A Blueprint for a Comprehensive Australian English Auditory-Visual Speech Corpus
Denis Burnham, Eliathamby Ambikairajah, Joanne Arciuli, Mohammed Bennamoun, Catherine T. Best, Steven Bird, Andrew R. Butcher, Steve Cassidy, Girija Chetty, Felicity M. Cox, Anne Cutler, Robert Dale, Julien R. Epps, Janet M. Fletcher, Roland Goecke, David B. Grayden, John T. Hajek, John C. Ingram, Shunichi Ishihara, Nenagh Kemp, Yuko Kinoshita, Takaaki Kuratate, Trent W. Lewis, Debbie E. Loakes, Mark Onslow, David M. Powers, Philip Rose, Roberto Togneri, Dat Tran, and Michael Wagner
Large auditory-visual (AV) speech corpora are the grist of modern research in speech science, but no such corpus exists for Australian English.
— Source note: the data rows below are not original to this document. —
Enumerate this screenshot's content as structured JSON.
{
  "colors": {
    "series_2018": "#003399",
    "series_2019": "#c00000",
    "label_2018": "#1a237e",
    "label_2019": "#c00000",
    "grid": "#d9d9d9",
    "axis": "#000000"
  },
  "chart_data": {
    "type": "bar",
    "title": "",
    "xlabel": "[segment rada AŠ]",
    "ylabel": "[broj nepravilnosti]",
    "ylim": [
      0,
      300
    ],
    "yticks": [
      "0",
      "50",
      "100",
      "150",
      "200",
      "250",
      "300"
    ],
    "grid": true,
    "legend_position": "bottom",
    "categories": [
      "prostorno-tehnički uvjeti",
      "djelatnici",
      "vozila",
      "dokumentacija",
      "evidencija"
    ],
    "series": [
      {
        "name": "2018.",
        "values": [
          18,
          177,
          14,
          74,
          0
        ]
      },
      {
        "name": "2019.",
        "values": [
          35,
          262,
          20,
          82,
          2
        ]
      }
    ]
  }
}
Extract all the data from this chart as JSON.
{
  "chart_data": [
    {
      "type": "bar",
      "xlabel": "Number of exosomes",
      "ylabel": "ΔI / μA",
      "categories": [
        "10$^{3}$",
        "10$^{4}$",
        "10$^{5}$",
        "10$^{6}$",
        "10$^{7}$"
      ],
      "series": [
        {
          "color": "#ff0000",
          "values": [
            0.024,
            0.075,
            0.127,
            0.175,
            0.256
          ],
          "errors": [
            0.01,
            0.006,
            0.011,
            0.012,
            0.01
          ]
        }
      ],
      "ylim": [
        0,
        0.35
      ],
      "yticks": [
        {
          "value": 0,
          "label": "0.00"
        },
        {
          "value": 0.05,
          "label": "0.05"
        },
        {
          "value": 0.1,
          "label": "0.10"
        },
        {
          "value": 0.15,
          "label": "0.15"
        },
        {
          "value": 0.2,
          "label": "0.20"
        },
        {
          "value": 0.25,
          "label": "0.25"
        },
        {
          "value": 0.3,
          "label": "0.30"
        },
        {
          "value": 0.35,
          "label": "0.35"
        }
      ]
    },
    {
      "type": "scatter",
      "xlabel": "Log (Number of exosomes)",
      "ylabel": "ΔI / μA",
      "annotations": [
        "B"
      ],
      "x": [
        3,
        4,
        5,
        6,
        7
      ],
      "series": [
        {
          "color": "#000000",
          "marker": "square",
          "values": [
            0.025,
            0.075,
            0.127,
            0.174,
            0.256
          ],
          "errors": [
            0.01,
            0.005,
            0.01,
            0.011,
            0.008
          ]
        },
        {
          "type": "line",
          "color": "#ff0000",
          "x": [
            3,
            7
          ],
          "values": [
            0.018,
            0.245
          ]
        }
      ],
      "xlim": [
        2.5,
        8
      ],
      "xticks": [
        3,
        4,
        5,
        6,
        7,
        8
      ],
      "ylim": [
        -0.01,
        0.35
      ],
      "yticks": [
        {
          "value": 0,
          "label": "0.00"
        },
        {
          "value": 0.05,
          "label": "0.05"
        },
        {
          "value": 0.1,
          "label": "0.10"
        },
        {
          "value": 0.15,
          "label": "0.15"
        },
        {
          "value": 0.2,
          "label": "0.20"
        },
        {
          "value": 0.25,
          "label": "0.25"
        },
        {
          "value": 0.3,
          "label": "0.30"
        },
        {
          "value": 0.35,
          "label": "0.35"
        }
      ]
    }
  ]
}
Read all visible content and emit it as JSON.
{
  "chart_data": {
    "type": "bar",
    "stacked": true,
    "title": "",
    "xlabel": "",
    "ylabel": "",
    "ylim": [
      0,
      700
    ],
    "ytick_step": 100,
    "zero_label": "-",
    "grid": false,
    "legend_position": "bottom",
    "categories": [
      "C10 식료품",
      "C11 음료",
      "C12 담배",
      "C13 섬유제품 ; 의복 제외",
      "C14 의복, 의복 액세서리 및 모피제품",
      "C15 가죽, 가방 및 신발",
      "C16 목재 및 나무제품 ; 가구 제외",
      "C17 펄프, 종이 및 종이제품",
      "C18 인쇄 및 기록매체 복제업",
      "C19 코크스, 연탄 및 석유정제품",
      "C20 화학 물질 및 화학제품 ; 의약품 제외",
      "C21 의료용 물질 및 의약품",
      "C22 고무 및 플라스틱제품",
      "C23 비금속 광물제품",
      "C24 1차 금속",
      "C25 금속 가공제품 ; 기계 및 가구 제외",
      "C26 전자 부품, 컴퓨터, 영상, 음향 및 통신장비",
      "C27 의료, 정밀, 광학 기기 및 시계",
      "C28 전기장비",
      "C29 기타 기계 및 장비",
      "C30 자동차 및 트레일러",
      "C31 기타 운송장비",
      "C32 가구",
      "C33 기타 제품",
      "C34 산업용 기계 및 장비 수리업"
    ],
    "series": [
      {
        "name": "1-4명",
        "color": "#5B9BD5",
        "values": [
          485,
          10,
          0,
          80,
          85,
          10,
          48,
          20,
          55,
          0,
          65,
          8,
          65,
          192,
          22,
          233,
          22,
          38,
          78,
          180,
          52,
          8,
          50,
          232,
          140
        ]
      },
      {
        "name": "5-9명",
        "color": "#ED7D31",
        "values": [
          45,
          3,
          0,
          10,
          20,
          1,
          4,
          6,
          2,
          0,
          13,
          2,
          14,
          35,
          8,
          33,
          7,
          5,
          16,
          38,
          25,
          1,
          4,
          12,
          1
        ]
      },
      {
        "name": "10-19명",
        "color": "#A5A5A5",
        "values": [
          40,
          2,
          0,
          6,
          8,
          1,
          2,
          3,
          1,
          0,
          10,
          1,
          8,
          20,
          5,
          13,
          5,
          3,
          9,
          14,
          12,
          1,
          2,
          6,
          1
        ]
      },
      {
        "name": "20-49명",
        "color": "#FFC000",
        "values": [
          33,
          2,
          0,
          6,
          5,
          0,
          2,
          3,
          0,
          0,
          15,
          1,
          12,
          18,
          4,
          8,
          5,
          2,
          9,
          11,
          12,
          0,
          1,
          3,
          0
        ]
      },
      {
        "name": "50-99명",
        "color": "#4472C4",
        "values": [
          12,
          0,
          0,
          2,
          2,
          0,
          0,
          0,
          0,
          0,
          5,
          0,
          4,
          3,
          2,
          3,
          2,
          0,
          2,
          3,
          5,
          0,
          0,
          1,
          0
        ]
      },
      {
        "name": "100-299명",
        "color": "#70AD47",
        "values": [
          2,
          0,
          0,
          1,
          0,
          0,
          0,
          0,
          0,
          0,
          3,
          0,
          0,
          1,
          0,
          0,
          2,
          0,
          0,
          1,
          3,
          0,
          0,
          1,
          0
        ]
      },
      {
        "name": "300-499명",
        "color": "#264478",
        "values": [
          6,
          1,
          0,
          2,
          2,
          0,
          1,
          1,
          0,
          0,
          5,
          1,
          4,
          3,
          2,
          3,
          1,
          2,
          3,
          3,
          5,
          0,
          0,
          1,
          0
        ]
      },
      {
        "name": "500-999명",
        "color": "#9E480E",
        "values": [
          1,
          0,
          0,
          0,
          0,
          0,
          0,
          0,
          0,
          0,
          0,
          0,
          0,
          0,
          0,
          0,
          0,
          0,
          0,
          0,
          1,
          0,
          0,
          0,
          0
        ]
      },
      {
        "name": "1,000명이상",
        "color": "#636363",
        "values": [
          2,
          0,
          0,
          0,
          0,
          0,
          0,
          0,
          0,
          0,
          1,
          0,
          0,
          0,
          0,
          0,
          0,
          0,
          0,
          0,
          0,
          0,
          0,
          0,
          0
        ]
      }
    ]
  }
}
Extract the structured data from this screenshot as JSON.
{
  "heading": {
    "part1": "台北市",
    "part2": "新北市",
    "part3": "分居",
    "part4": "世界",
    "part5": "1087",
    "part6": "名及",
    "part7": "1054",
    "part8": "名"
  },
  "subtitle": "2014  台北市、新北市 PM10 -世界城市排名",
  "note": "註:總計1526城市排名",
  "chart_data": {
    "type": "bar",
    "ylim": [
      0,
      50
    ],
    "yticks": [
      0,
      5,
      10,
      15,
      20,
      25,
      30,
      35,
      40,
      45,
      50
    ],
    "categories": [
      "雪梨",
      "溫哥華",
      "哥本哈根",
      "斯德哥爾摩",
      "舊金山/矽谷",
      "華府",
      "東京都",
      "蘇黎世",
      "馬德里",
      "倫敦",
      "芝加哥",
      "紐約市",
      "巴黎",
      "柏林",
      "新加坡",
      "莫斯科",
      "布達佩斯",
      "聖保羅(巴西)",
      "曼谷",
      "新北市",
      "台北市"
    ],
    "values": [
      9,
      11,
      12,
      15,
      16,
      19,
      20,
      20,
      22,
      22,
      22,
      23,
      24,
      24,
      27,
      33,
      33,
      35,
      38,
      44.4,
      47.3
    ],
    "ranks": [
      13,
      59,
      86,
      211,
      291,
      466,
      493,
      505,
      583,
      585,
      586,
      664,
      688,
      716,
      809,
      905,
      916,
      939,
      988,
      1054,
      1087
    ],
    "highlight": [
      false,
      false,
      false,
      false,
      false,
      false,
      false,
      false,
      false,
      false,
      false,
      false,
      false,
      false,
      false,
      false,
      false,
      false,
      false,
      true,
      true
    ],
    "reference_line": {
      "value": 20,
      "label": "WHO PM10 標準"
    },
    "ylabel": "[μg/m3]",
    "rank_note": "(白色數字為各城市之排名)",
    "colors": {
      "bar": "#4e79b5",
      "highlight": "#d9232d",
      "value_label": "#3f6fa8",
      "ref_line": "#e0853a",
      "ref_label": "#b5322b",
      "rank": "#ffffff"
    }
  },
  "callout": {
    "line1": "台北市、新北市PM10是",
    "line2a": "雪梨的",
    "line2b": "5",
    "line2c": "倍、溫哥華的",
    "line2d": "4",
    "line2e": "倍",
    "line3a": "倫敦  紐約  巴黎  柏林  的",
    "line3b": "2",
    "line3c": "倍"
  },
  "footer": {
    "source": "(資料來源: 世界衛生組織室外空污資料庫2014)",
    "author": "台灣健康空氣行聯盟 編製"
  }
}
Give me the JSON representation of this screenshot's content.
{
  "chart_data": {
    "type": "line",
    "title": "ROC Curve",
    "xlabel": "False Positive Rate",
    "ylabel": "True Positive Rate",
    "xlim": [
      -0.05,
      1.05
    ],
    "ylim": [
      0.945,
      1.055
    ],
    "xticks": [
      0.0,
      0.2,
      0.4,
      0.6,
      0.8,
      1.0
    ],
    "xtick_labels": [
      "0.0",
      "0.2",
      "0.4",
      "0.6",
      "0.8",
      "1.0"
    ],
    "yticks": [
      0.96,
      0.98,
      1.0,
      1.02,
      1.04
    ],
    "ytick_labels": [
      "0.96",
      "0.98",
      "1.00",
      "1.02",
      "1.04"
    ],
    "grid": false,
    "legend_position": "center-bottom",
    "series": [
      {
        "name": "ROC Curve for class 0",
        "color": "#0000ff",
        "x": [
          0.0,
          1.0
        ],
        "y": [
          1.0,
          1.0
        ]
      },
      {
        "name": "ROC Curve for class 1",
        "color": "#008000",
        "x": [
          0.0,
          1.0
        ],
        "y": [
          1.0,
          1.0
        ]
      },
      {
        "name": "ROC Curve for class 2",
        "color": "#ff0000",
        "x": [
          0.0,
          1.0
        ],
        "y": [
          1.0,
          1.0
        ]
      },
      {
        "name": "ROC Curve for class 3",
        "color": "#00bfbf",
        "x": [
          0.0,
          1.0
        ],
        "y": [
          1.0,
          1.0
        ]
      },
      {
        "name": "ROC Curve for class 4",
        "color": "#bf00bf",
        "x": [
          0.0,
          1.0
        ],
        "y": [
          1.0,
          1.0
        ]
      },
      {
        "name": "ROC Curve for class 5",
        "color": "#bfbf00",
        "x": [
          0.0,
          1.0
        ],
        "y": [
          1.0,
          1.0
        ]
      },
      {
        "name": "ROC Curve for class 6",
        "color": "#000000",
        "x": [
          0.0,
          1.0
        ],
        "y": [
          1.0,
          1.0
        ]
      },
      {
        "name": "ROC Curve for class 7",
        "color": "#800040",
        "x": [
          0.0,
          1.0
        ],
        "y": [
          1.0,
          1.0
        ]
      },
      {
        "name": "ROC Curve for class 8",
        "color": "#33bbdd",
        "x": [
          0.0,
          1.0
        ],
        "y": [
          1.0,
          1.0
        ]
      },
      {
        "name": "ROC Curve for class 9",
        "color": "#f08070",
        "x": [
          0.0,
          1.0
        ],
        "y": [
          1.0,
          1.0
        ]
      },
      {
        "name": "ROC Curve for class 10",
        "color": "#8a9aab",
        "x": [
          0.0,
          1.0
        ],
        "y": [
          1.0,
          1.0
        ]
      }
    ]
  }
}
This is unfortunate, for speech science is the brains behind speech technology and applications such as text-to-speech (TTS) synthesis, automatic speech recognition (ASR), speaker recognition and forensic identification, talking heads, and hearing prostheses. Advances in these research areas in Australia require a large corpus of Australian English. Here the authors describe a blueprint for building the Big Australian Speech Corpus (the Big ASC), a corpus of over 1,100 speakers from urban and rural Australia, including speakers of non-indigenous, indigenous, ethnocultural, and disordered forms of Australian English, each of whom would be sampled on three occasions in a range of speech tasks designed by the researchers who would be using the corpus.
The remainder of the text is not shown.